08/04/2025
Have you ever worn a pair of pants that dig in at the waist?
Had a sock slide down into your shoe with every step?
Or spent the day fidgeting with an itchy label that wouldn’t sit right?
Not painful.
Just annoying. Distracting. Enough to put you in a bad mood.
Now imagine you couldn’t take it off.
Imagine no one noticed.
And instead of helping you, they told you to behave better. Focus more. Stop overreacting.
Discomfort changes everything.
It affects your tolerance. Your patience. Your ability to cope.
And dogs feel it too—even when they don’t show it in ways we expect.
Dogs are bred to be stoic.
They push through. They keep going.
But just because they can doesn’t mean they should.
They’re not robots.
If something in your dog has changed—if they’re grumpier, less focused, slower to respond, more sensitive—don’t assume it’s a behaviour issue.
Start with kindness.
Start by asking: Could they be in pain? Could they be uncomfortable?

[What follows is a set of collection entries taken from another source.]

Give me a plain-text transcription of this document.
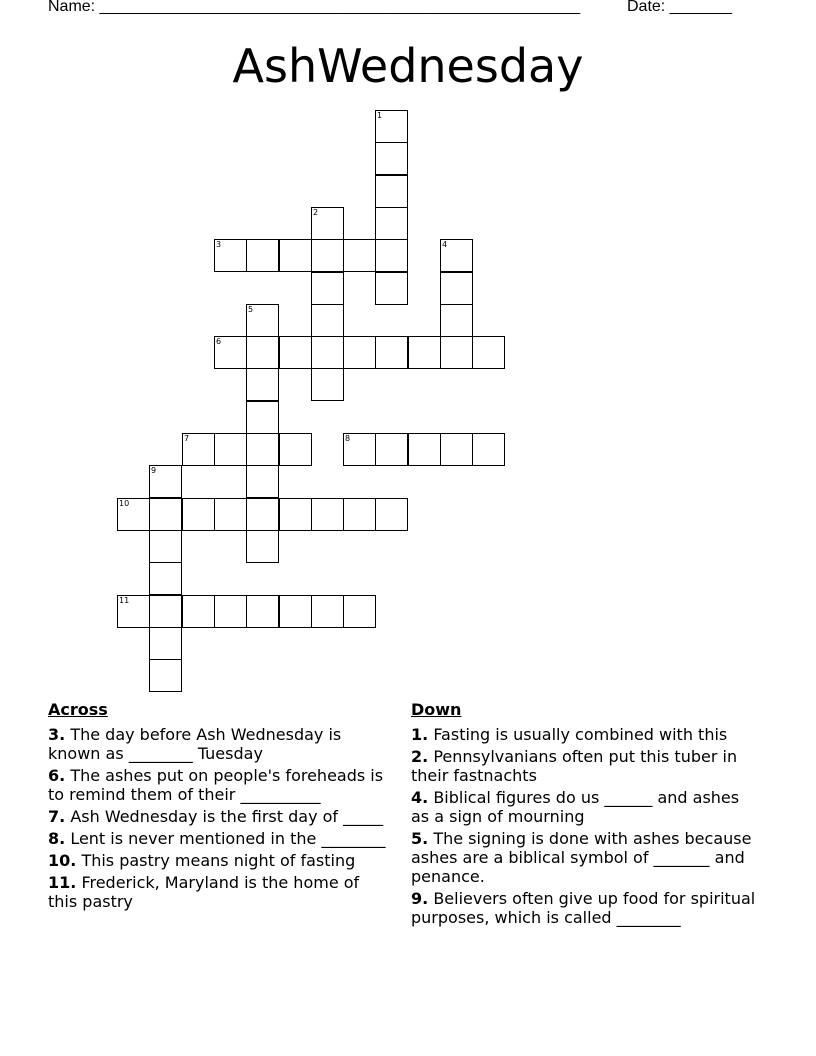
Name: ______________________________________________________	Date: _______
AshWednesday
1
2
3	4
5
6
7	8
9
10
11
Across
3. The day before Ash Wednesday is known as ________ Tuesday
6. The ashes put on people's foreheads is to remind them of their __________
7. Ash Wednesday is the first day of _____
8. Lent is never mentioned in the ________
10. This pastry means night of fasting
11. Frederick, Maryland is the home of this pastry
Down
1. Fasting is usually combined with this
2. Pennsylvanians often put this tuber in their fastnachts
4. Biblical figures do us ______ and ashes as a sign of mourning
5. The signing is done with ashes because ashes are a biblical symbol of _______ and penance.
9. Believers often give up food for spiritual purposes, which is called ________
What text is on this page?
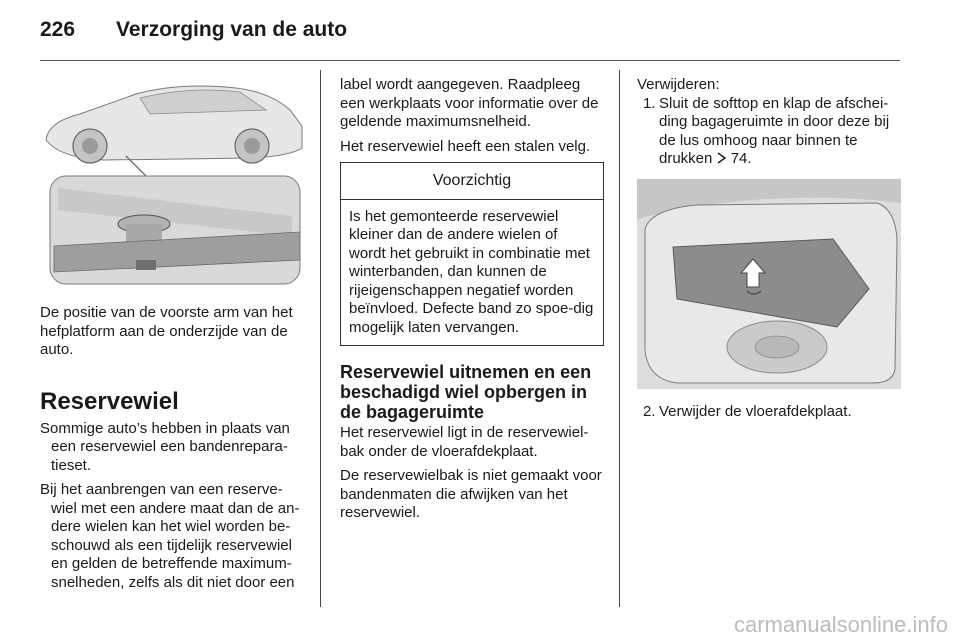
226 Verzorging van de auto

De positie van de voorste arm van het hefplatform aan de onderzijde van de auto.

Reservewiel

Sommige auto’s hebben in plaats van een reservewiel een bandenrepara-tieset.

Bij het aanbrengen van een reserve-wiel met een andere maat dan de an-dere wielen kan het wiel worden be-schouwd als een tijdelijk reservewiel en gelden de betreffende maximum-snelheden, zelfs als dit niet door een

label wordt aangegeven. Raadpleeg een werkplaats voor informatie over de geldende maximumsnelheid.

Het reservewiel heeft een stalen velg.

Voorzichtig
Is het gemonteerde reservewiel kleiner dan de andere wielen of wordt het gebruikt in combinatie met winterbanden, dan kunnen de rijeigenschappen negatief worden beïnvloed. Defecte band zo spoe-dig mogelijk laten vervangen.
Reservewiel uitnemen en een beschadigd wiel opbergen in de bagageruimte

Het reservewiel ligt in de reservewiel-bak onder de vloerafdekplaat.

De reservewielbak is niet gemaakt voor bandenmaten die afwijken van het reservewiel.

Verwijderen:

1. Sluit de softtop en klap de afschei-ding bagageruimte in door deze bij de lus omhoog naar binnen te drukken 74.
2. Verwijder de vloerafdekplaat.
carmanualsonline.info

Especially if you already know they’ve got allergies, or arthritis, or another health condition.
Discomfort doesn’t always shout. Sometimes it just whispers.
The good news is: pain and discomfort can often be fixed.
And when we fix that, everything else gets easier.
It’s the little things that make life better—for them and for us.
Let’s start by fixing what we can fix.
Because that’s the kindest way forward.